Ah, the joys of doing the presidential fitness test in junior high. As if we all weren’t awkward enough, mix in memories of bad P.E. classes and…well, not a lot springs to mind because I blocked them out. I do remember the mottled red t-shirt and ill-fitting, infinitely uncomfortable polyester shorts.
Looking back, it’s such a wonder why the education system can’t make physical education more adventurous and pertinent. Light anatomy, injury prevention and creative exploration of personal activity goals, could help stave off the obesity epidemic and stress levels, in part. But this is a topic for another day. I digress.
While you don’t have to don the old itchy shorts, you can redeem your junior high years by taking the presidential ADULT fitness test. Yes, this test does keep following you. At least you don’t have to perform it in front of the school jocks. Trying this with a friend could make for a fun-filled hour of laughter… at each other. The test is filled with oldies but goodies observing general flexibility, endurance, strength, and aerobic fitness. Here it is, in brief:
- Timed 1 mile walk
- How many push ups can you do in 1 minute?
- How many half sit ups (or chest curls) can you do in 1 minute?
- Sit and Reach: Sitting on the floor, legs stretched out, belly scooped in, how far can you slide your hands along the floor?
Big fun, right? Sometimes, we have to start somewhere, and this isn’t a bad place to begin. Again, a partner in crime makes this more palatable and fun-ny.
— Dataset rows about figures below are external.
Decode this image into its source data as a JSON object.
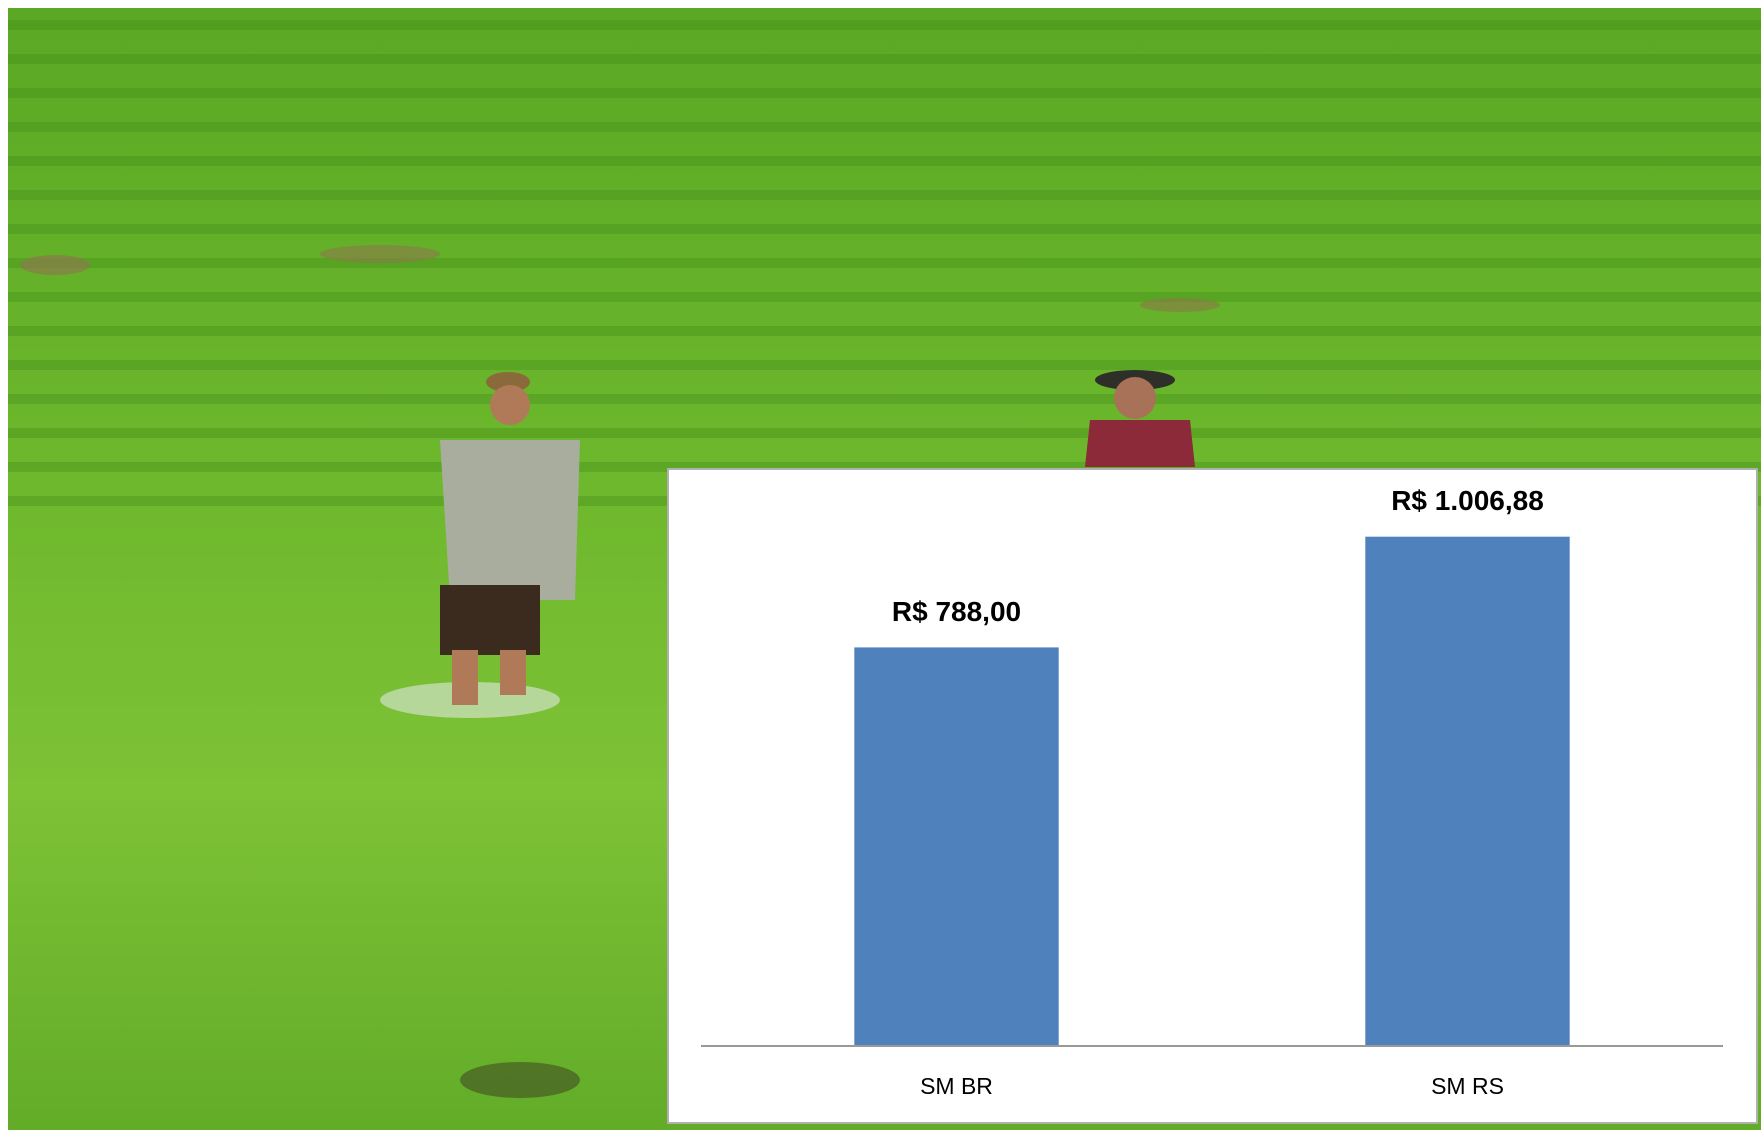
{
  "chart_data": {
    "type": "bar",
    "categories": [
      "SM BR",
      "SM RS"
    ],
    "values": [
      788,
      1006.88
    ],
    "value_labels": [
      "R$ 788,00",
      "R$ 1.006,88"
    ],
    "color": "#4f81bd",
    "ylim": [
      0,
      1200
    ]
  }
}
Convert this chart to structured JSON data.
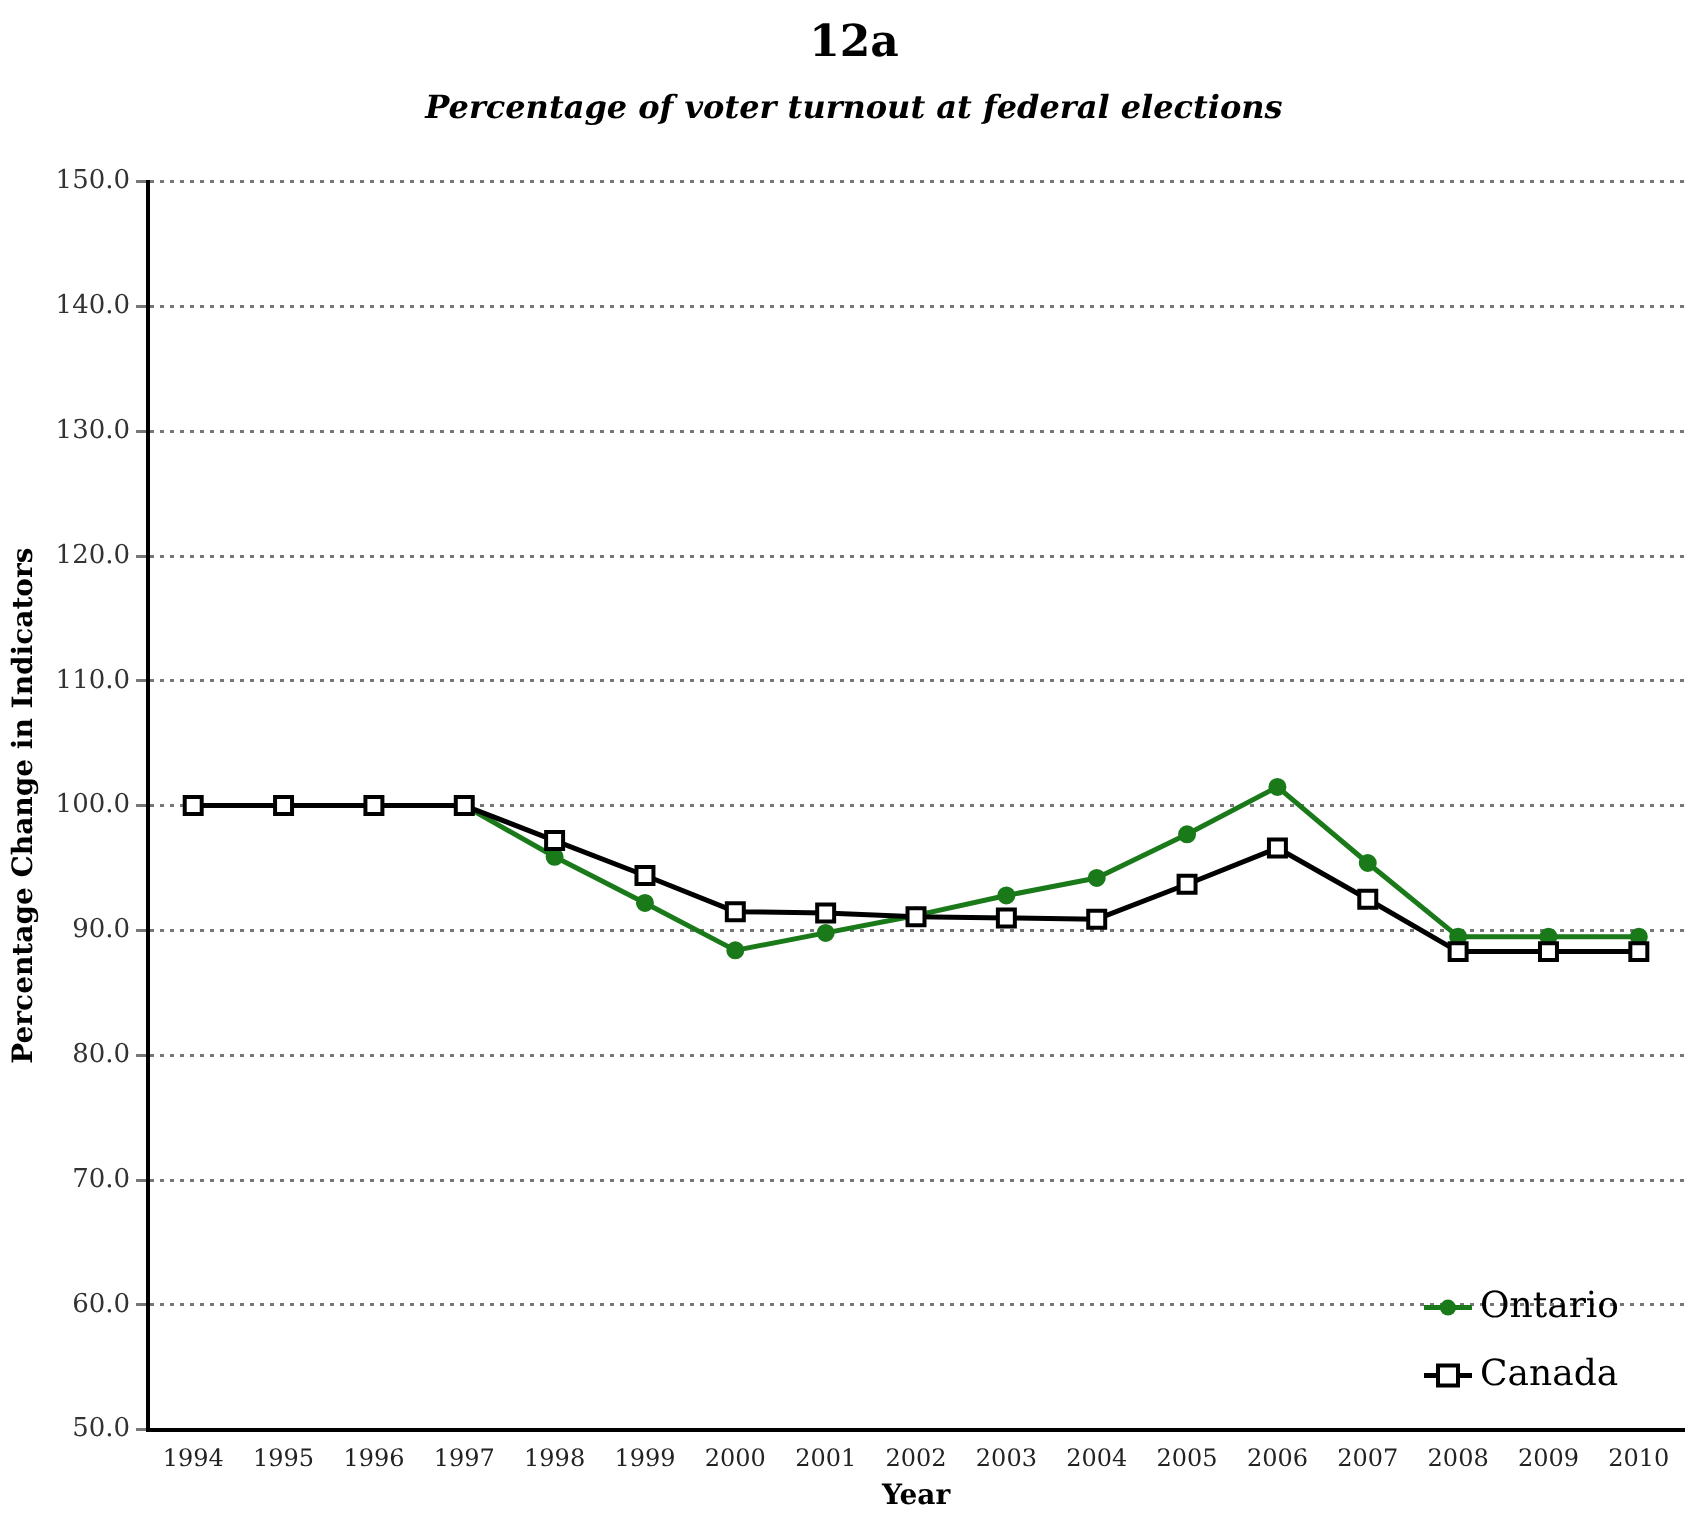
{
  "chart_data": {
    "type": "line",
    "title": "12a",
    "subtitle": "Percentage of voter turnout at federal elections",
    "xlabel": "Year",
    "ylabel": "Percentage Change in Indicators",
    "categories": [
      "1994",
      "1995",
      "1996",
      "1997",
      "1998",
      "1999",
      "2000",
      "2001",
      "2002",
      "2003",
      "2004",
      "2005",
      "2006",
      "2007",
      "2008",
      "2009",
      "2010"
    ],
    "series": [
      {
        "name": "Ontario",
        "color": "#1a7a1a",
        "marker": "circle",
        "values": [
          null,
          null,
          null,
          100,
          95.9,
          92.2,
          88.4,
          89.8,
          91.2,
          92.8,
          94.2,
          97.7,
          101.5,
          95.4,
          89.5,
          89.5,
          89.5
        ]
      },
      {
        "name": "Canada",
        "color": "#000000",
        "marker": "square",
        "values": [
          100,
          100,
          100,
          100,
          97.2,
          94.4,
          91.5,
          91.4,
          91.1,
          91.0,
          90.9,
          93.7,
          96.6,
          92.5,
          88.3,
          88.3,
          88.3
        ]
      }
    ],
    "ylim": [
      50,
      150
    ],
    "yticks": [
      {
        "value": 50,
        "label": "50.0"
      },
      {
        "value": 60,
        "label": "60.0"
      },
      {
        "value": 70,
        "label": "70.0"
      },
      {
        "value": 80,
        "label": "80.0"
      },
      {
        "value": 90,
        "label": "90.0"
      },
      {
        "value": 100,
        "label": "100.0"
      },
      {
        "value": 110,
        "label": "110.0"
      },
      {
        "value": 120,
        "label": "120.0"
      },
      {
        "value": 130,
        "label": "130.0"
      },
      {
        "value": 140,
        "label": "140.0"
      },
      {
        "value": 150,
        "label": "150.0"
      }
    ],
    "grid": "y",
    "legend": "bottom right",
    "line_style": "solid"
  }
}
I know. What you really want is an award – specifically from the President that says, “You made it. Go you!” Your prayers have been answered. The President is offering a Presidential Active Lifestyle Award, or PALA, for those of us who can’t live without acronyms.
The program has promise. It’s a simple, realistic, attainable goal – 30 minutes of activity, 5 days a week, for 6 out of 8 weeks. Done. Award please. It doesn’t have to be 30 consecutive minutes. Spread it out throughout the day. Taking the stairs at work, counts. Walking the distance of the parking lot, counts. Every little bit adds up.
Did I mention the award looks pretty official? You could place it on the mantel next to your child’s, or your own childhood, trophies.
You can even up the ante with the Presidential Champions Challenge, building on more activity to earn points towards supremely awesome medals: 40,000 points for bronze, 90,000 for silver, 160,000 for gold, and a whopping 1 million for platinum. I’d be sure to wear it around my neck at all times, if I were you.
Once moderate movement sets in, don’t be surprised at how steadily you feel better. It doesn’t take much and it works! I move to become adults in revolt, in the name of reclaiming our presidential fitness award. If you complete it, send me your photo with your award and we will post them. Just remember, 30 minutes of activity, 5 days a week, 6 out of 8 weeks. Good luck. See you on the other side.